Source data are available online for this figure.
Figure EV3
Figure EV3. ROW and its interactors bind to AT‐rich sequences
  1. Top five centrally enriched sequences in ROW‐, WOC‐, HP1b‐, and HP1c‐binding sites in fly heads based on MEME‐ChIP tool.

  2. Predicted DNA sequences for ROW‐ Cys2His2 zinc fingers under different models.

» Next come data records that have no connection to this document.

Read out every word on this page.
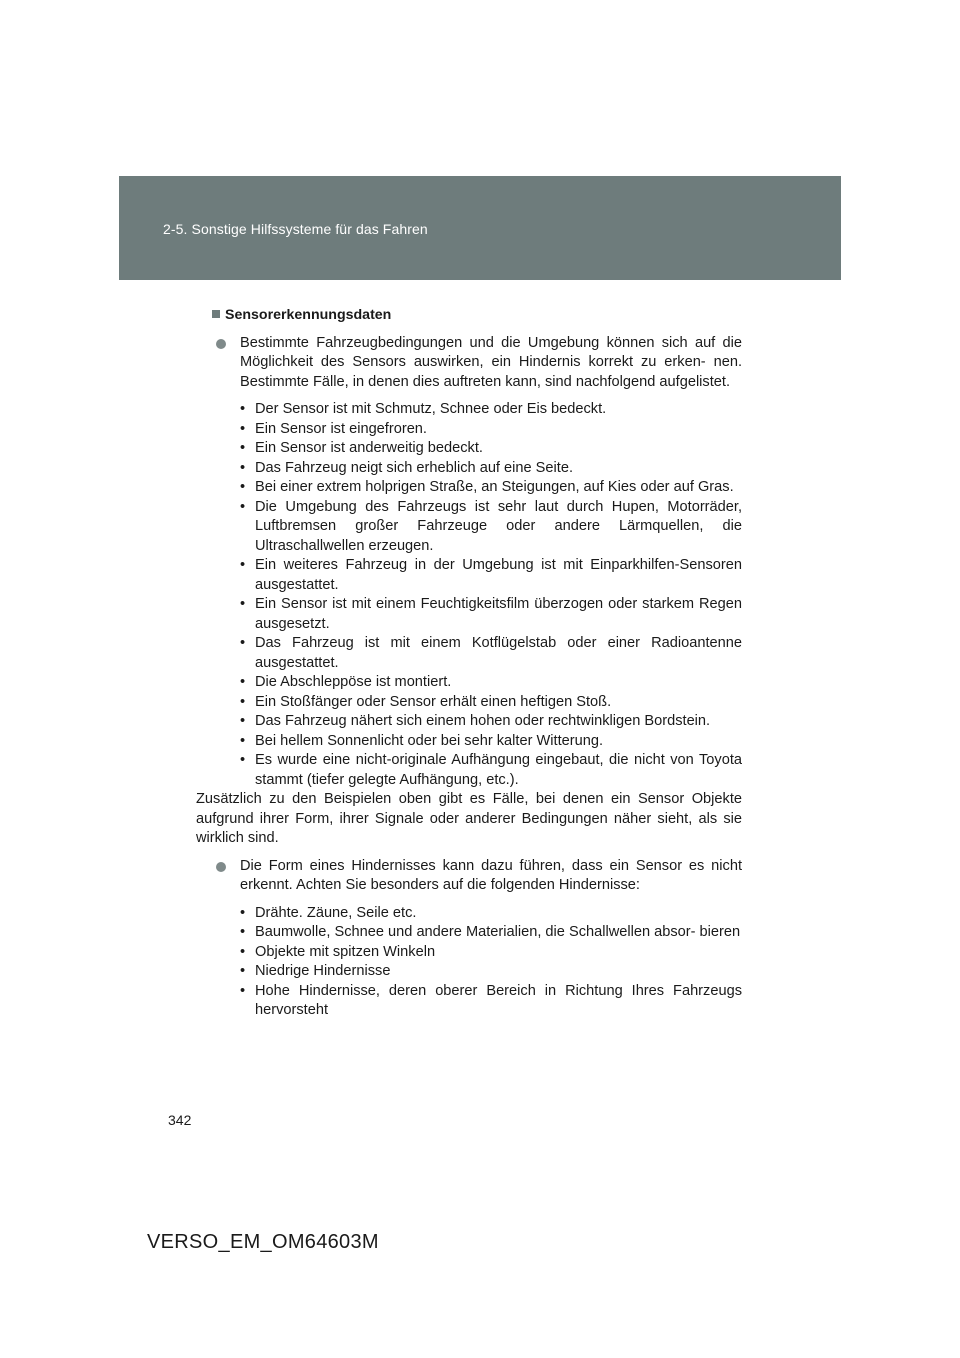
2-5. Sonstige Hilfssysteme für das Fahren
Sensorerkennungsdaten
Bestimmte Fahrzeugbedingungen und die Umgebung können sich auf die Möglichkeit des Sensors auswirken, ein Hindernis korrekt zu erken- nen. Bestimmte Fälle, in denen dies auftreten kann, sind nachfolgend aufgelistet.
• Der Sensor ist mit Schmutz, Schnee oder Eis bedeckt.
• Ein Sensor ist eingefroren.
• Ein Sensor ist anderweitig bedeckt.
• Das Fahrzeug neigt sich erheblich auf eine Seite.
• Bei einer extrem holprigen Straße, an Steigungen, auf Kies oder auf Gras.
• Die Umgebung des Fahrzeugs ist sehr laut durch Hupen, Motorräder, Luftbremsen großer Fahrzeuge oder andere Lärmquellen, die Ultraschallwellen erzeugen.
• Ein weiteres Fahrzeug in der Umgebung ist mit Einparkhilfen-Sensoren ausgestattet.
• Ein Sensor ist mit einem Feuchtigkeitsfilm überzogen oder starkem Regen ausgesetzt.
• Das Fahrzeug ist mit einem Kotflügelstab oder einer Radioantenne ausgestattet.
• Die Abschleppöse ist montiert.
• Ein Stoßfänger oder Sensor erhält einen heftigen Stoß.
• Das Fahrzeug nähert sich einem hohen oder rechtwinkligen Bordstein.
• Bei hellem Sonnenlicht oder bei sehr kalter Witterung.
• Es wurde eine nicht-originale Aufhängung eingebaut, die nicht von Toyota stammt (tiefer gelegte Aufhängung, etc.).

Zusätzlich zu den Beispielen oben gibt es Fälle, bei denen ein Sensor Objekte aufgrund ihrer Form, ihrer Signale oder anderer Bedingungen näher sieht, als sie wirklich sind.

Die Form eines Hindernisses kann dazu führen, dass ein Sensor es nicht erkennt. Achten Sie besonders auf die folgenden Hindernisse:
• Drähte. Zäune, Seile etc.
• Baumwolle, Schnee und andere Materialien, die Schallwellen absor- bieren
• Objekte mit spitzen Winkeln
• Niedrige Hindernisse
• Hohe Hindernisse, deren oberer Bereich in Richtung Ihres Fahrzeugs hervorsteht
342
VERSO_EM_OM64603M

  3. Validation of the expression of ROW‐FLAG tagged proteins in S2 cells transfected with WT, or AT‐hook mutant ROW‐FLAG tagged plasmids (MUT) by western blot. Control are cells not transfected with ROW‐FLAG tagged plasmids. Western blot was performed with αFlag tag and αTubulin (TUB) antibodies.

Figure 6
Figure 6. ROW and BEAF‐32 genomic distribution relative to TSSs and TADs
  1. A

    BEAF‐32 consensus motif (logo) was enriched within ROW‐binding sites (MEME‐ChIP analysis). The plot (calculated with centriMo) shows that the probability of having the BEAF‐32 motif is highest around 100 bases from the center of the ROW ChIP‐seq peaks.

  2. B

    The overlap between genes bound by ROW and genes bound by BEAF‐32 (based on ChIP‐seq results in S2 cells; n = 3 biological replicates).

  3. C

    Example of average ChIP‐seq signal of ROW and BEAF‐32 at a representative region with annotation of genes (n = 3 biological replicates).

  4. D

    The distribution of ROW and BEAF‐32 binding relative to the positions of TSSs. Occupancy is the average ChIP‐seq signal (n = 3 biological replicates).

  5. E, F

    ChIP–qPCR results using ROW (E) or BEAF‐32 (F) antibody in S2 cells treated with dsRNA against row or BEAF‐32. Cells not treated with dsRNA were used as a control (n = 3, technical and biological replicates). The enrichment is relative to IgG for three biological replicates and five promoter regions bound by both ROW and BEAF‐32. The horizontal line represents the mean. Significance was calculated using a mixed model followed by the Tukey's post hoc test.

  6. G

    Multiple logistic regression was used to compare the enrichment and independent influence of the proteins (ROW, WOC, HP1c, and HP1b) at TAD boundaries (based on ChIP‐seq results in fly heads). Values are the enrichment and influence beta coefficients ± standard error calculated by the HiCfeat R package (Mourad & Cuvier, 2016).

  7. H

    The distribution of ROW and BEAF‐32 binding relative to the positions of TAD boundaries (based on ChIP‐seq results in S2 cells).

  8. I

    Results of multiple logistic regression used to compare the enrichment and independent influence at TAD boundaries of BEAF‐32 and ROW (based on ChIP‐seq results in S2 cells) and promoters of housekeeping genes. Values are the enrichment and influence beta coefficients ± standard error calculated by the HiCfeat R package (Mourad & Cuvier, 2016).

Figure EV4
Figure EV4. Genomic distribution of ROW and BEAF‐32
  1. Top five centrally enriched sequences in ROW‐ and BEAF‐32‐binding sites in S2 cells based on MEME‐ChIP tool.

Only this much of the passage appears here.